Even as she smilingly called them “saers,” and bent over them to give them their choice of wine and a pleasant view of the dragon she’d painted sinuously arising from her cleavage, the owner of the Dragonriders’ knew the paler, thinner one in plain street tunic and breeches with the black curly hair was the young but dedicated Wizard of War Belnar Buckmantle. While the slightly larger, agile, and darkly handsome man in palace chamberjack’s livery was Halance Dustrin Tarandar, an amiable courtier of low rank but longtime, trusted service. It was the business of many club owners to know faces and names. For one thing, it prevented husbands and wives from encountering each other unexpectedly and unpleasantly when they were availing themselves of a club’s services to temporarily forget each other. For another, it kept inferiors and superiors in common service from seeing each other to the embarrassment—or worse—of both. It was also always handy to know when a senior courtier or a noble was in the house and not wanting to be recognized. It was even more useful to know when a wizard of war was visiting. Or several war wizards, especially if their faces warned that they might be ready for trouble and expecting it.

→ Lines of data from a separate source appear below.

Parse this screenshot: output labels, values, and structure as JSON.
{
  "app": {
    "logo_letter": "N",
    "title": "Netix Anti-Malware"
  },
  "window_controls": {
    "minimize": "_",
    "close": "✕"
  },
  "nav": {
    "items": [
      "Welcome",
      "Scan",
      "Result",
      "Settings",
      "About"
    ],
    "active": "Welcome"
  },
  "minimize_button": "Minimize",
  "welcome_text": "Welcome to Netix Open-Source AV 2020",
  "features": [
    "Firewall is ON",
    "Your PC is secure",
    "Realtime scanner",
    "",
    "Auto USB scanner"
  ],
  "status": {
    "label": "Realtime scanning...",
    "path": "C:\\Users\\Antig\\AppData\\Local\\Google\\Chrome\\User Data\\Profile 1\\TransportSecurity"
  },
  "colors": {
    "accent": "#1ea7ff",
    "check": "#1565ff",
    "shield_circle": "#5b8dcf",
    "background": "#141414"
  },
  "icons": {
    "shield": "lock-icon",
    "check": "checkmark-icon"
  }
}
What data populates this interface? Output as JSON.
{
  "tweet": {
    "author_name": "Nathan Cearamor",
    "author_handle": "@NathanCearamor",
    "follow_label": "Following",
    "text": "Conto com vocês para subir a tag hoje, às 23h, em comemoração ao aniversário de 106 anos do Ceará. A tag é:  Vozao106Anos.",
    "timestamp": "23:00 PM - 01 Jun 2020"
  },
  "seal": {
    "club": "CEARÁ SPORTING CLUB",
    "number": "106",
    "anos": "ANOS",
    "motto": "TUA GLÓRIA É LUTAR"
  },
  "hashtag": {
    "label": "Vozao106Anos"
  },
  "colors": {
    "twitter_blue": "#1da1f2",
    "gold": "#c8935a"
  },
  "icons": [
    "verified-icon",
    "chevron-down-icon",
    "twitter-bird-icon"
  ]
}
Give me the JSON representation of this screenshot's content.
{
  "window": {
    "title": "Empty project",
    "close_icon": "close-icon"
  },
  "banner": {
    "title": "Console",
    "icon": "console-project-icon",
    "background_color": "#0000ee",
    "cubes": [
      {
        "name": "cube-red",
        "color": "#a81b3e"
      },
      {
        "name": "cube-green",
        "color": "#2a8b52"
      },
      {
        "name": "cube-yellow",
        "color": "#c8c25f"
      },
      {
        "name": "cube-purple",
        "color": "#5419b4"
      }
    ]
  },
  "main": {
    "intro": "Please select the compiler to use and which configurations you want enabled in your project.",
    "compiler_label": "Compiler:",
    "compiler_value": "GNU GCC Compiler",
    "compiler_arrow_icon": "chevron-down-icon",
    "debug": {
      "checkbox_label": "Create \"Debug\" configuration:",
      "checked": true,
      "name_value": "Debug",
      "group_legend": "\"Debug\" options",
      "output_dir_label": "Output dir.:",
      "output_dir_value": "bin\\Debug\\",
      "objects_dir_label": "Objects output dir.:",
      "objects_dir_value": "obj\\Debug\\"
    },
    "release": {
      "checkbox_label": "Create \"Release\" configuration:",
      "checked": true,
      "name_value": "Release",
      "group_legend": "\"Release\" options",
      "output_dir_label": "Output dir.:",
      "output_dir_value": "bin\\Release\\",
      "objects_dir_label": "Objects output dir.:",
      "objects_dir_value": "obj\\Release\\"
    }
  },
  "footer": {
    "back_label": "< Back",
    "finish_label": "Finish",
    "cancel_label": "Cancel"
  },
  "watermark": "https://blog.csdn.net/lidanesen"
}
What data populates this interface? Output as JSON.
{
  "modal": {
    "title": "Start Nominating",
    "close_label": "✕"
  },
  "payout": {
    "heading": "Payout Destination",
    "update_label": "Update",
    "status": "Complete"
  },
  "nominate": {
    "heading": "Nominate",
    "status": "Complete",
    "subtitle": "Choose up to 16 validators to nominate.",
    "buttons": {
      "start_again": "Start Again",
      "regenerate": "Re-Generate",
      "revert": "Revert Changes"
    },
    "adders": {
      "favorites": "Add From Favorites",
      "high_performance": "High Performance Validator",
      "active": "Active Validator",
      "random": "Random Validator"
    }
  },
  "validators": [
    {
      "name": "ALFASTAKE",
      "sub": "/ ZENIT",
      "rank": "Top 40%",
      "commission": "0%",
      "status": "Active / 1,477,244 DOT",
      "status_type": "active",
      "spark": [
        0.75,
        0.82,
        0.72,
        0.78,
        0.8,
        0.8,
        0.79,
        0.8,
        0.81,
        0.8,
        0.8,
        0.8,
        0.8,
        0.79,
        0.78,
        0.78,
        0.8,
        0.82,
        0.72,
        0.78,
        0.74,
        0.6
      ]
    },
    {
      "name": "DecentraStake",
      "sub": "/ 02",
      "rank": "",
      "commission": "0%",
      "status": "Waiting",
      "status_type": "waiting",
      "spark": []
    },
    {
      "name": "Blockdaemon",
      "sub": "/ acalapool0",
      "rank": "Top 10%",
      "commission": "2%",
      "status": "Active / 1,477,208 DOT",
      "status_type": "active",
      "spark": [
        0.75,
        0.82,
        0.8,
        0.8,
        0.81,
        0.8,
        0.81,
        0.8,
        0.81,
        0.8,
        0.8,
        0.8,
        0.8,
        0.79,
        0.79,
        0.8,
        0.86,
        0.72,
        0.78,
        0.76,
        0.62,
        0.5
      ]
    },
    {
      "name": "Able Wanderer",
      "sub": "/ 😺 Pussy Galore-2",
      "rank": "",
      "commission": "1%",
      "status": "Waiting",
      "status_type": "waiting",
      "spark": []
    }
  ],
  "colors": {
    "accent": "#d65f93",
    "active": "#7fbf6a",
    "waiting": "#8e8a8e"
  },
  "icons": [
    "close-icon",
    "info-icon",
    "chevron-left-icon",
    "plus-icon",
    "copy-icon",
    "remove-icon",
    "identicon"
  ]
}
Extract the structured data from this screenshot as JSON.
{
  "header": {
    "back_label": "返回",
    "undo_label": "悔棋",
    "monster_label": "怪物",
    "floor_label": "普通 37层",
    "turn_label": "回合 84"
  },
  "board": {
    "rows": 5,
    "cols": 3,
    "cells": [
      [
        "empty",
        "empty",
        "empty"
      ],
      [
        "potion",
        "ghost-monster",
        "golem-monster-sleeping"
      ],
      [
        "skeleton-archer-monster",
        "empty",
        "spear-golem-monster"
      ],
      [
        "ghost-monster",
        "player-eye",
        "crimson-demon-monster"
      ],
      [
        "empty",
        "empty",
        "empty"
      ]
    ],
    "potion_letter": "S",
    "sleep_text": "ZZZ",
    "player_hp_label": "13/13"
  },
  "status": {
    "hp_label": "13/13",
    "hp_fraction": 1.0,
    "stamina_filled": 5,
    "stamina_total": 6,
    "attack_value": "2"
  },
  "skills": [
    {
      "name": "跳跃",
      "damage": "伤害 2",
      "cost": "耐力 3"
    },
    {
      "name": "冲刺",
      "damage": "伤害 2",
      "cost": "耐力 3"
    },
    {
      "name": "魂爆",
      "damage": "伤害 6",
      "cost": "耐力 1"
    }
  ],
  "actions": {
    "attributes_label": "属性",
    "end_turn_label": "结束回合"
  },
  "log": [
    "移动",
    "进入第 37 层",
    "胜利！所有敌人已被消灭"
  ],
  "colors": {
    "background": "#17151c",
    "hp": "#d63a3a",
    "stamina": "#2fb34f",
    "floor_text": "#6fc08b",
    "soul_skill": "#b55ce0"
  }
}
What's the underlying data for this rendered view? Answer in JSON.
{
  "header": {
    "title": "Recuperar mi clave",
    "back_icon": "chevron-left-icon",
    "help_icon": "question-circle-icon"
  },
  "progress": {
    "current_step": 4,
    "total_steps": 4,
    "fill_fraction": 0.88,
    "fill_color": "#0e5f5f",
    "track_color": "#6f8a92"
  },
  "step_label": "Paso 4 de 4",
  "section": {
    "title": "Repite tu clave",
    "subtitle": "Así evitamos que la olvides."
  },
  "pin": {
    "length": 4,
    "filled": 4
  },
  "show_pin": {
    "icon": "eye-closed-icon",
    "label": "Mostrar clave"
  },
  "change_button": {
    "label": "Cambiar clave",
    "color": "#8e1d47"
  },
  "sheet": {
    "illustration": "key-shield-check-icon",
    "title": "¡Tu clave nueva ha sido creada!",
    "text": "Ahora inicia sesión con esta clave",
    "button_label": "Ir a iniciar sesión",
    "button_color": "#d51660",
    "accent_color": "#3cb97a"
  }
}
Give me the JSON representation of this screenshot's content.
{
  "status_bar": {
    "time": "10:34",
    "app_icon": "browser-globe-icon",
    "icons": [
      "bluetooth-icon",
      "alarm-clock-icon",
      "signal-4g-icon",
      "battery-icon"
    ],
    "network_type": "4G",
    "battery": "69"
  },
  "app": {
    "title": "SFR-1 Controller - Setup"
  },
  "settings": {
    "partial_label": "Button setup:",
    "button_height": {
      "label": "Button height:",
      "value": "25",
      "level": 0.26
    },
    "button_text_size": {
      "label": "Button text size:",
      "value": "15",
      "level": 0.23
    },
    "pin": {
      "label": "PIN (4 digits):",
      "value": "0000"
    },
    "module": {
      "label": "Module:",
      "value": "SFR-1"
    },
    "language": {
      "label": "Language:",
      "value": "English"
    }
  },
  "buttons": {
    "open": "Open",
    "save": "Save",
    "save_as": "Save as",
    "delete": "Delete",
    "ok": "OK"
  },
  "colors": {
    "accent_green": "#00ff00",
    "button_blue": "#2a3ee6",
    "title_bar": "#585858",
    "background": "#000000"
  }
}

The style of Tarandar’s uniform sleeve told any Suzailan who cared about such things that he was a senior chamberjack, head of a duty of eight chamberjacks, the fetch-and-carry men who ran errands, delivered messages and small items about the palace, moved furniture as required, announced guests entering a chamber, and guided visitors through the chambers of state. The crook of the smile on Tress’s face told Arclath she regarded Tarandar as a fellow underappreciated and underpaid toiler in personal service to the too often ungrateful. If that smile had been a comment, it would have been “Poor lad.